For each date in the future, the tool looks at the target policy rate and applies any user-inputted cuts or hikes that would have been effective by that date, as well as the established fixed spread between the policy rates and €STR. The resulting figure is saved as the implied €STR fixing for that date.

For example, if the current policy rate is 5.00%, the fixed spread between that rate and €STR was established by the tool to be -10 bp, and the user has inputted his expectations for a 25 bp cut in the upcoming ECB meeting, then the tool would imply an €STR fixing for the dates after the start of the relevant maintenance period equal to: 5.00% - 0.10% - 0.25% = 4.65%. This would be the implied €STR rate for all days until the subsequent user-defined change in the policy rate.

Repeating this for all relevant dates into the future, the tool creates a continuously compounded €STR value for each day, compounding the daily €STR fixings from the first relevant contract date until the last implied future €STR fixing calculated. This allows the tool to price any Three-Month €STR futures contract by simply dividing the continuously compounded €STR value for the last day in the contract’s reference period by the value for the first day in the period.

Effectively, this process derives the implied three-month compounded €STR rate which is used to calculate the final settlement price for CME Group Three-Month €STR futures contracts.

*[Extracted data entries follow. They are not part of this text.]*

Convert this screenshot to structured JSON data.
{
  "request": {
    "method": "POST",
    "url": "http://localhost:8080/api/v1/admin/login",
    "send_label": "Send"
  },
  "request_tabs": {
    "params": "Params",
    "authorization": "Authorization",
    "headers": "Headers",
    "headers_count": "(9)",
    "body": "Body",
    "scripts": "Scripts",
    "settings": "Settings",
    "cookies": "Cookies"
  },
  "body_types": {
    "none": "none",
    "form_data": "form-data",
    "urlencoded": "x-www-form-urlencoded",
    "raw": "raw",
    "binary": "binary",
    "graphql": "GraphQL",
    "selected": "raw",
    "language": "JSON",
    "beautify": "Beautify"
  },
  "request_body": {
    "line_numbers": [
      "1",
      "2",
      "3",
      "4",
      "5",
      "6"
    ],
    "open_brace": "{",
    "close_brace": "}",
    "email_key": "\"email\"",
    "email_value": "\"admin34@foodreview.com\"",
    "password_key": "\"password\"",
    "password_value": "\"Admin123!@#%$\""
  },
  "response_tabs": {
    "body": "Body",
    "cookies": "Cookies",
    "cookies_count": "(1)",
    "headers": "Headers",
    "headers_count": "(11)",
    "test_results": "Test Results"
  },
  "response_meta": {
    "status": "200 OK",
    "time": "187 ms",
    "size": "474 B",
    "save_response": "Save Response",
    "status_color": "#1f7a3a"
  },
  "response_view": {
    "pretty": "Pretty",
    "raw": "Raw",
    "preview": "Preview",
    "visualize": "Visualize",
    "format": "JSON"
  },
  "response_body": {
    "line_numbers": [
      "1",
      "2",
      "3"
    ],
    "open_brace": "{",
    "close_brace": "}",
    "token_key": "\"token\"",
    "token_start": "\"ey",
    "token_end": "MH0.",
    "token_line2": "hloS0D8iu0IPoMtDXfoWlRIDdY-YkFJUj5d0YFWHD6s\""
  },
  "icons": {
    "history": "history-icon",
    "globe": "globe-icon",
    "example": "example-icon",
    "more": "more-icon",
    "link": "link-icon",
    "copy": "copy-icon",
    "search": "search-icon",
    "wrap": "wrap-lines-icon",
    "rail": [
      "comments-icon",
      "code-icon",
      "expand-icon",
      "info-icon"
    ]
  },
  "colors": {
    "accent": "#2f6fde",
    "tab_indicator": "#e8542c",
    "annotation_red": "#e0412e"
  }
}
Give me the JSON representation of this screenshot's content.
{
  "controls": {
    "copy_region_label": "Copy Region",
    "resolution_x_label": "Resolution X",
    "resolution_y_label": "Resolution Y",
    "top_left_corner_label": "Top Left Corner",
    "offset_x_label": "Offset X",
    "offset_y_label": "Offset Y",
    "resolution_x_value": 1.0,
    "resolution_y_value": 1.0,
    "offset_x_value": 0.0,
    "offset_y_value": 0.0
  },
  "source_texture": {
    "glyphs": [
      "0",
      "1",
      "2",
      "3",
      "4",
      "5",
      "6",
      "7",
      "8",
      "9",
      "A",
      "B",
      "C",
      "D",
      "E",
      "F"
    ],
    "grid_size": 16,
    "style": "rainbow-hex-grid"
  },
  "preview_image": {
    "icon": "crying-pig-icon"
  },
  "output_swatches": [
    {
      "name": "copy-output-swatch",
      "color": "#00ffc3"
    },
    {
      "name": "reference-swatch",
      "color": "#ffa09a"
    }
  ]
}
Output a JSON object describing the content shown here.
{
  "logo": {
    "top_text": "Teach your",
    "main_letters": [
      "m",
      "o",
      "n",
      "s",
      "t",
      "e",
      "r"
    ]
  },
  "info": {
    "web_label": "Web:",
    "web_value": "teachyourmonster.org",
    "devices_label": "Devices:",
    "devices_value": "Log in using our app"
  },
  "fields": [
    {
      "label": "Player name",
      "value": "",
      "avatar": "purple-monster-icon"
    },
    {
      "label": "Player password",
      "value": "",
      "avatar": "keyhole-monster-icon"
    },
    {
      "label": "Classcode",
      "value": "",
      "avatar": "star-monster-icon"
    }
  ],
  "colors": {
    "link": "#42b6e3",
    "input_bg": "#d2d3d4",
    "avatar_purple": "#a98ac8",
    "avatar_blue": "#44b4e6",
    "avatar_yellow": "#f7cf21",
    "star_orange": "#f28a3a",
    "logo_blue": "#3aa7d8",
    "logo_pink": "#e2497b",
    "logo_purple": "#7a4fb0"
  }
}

In the case of a contract whose reference period has already begun, the tool utilizes a mix of actual and implied €STR fixings to calculate a potential final settlement price.


Having performed all of the calculations described above, the tool displays the following outputs:

  • One table displaying the current prices and implied final settlement prices for each €STR futures contract expiry, as well as the difference between both
  • A chart of past and implied future overnight €STR fixings
  • A chart of the current and implied term structures for Three-Month €STR futures contracts, as well as the difference between both for each of the contract expiries

All examples in this report are hypothetical interpretations of situations and are used for explanation purposes only. The views in this report reflect solely those of the author and not necessarily those of CME Group or its affiliated institutions. This report and the information herein should not be considered investment advice or the results of actual market experience.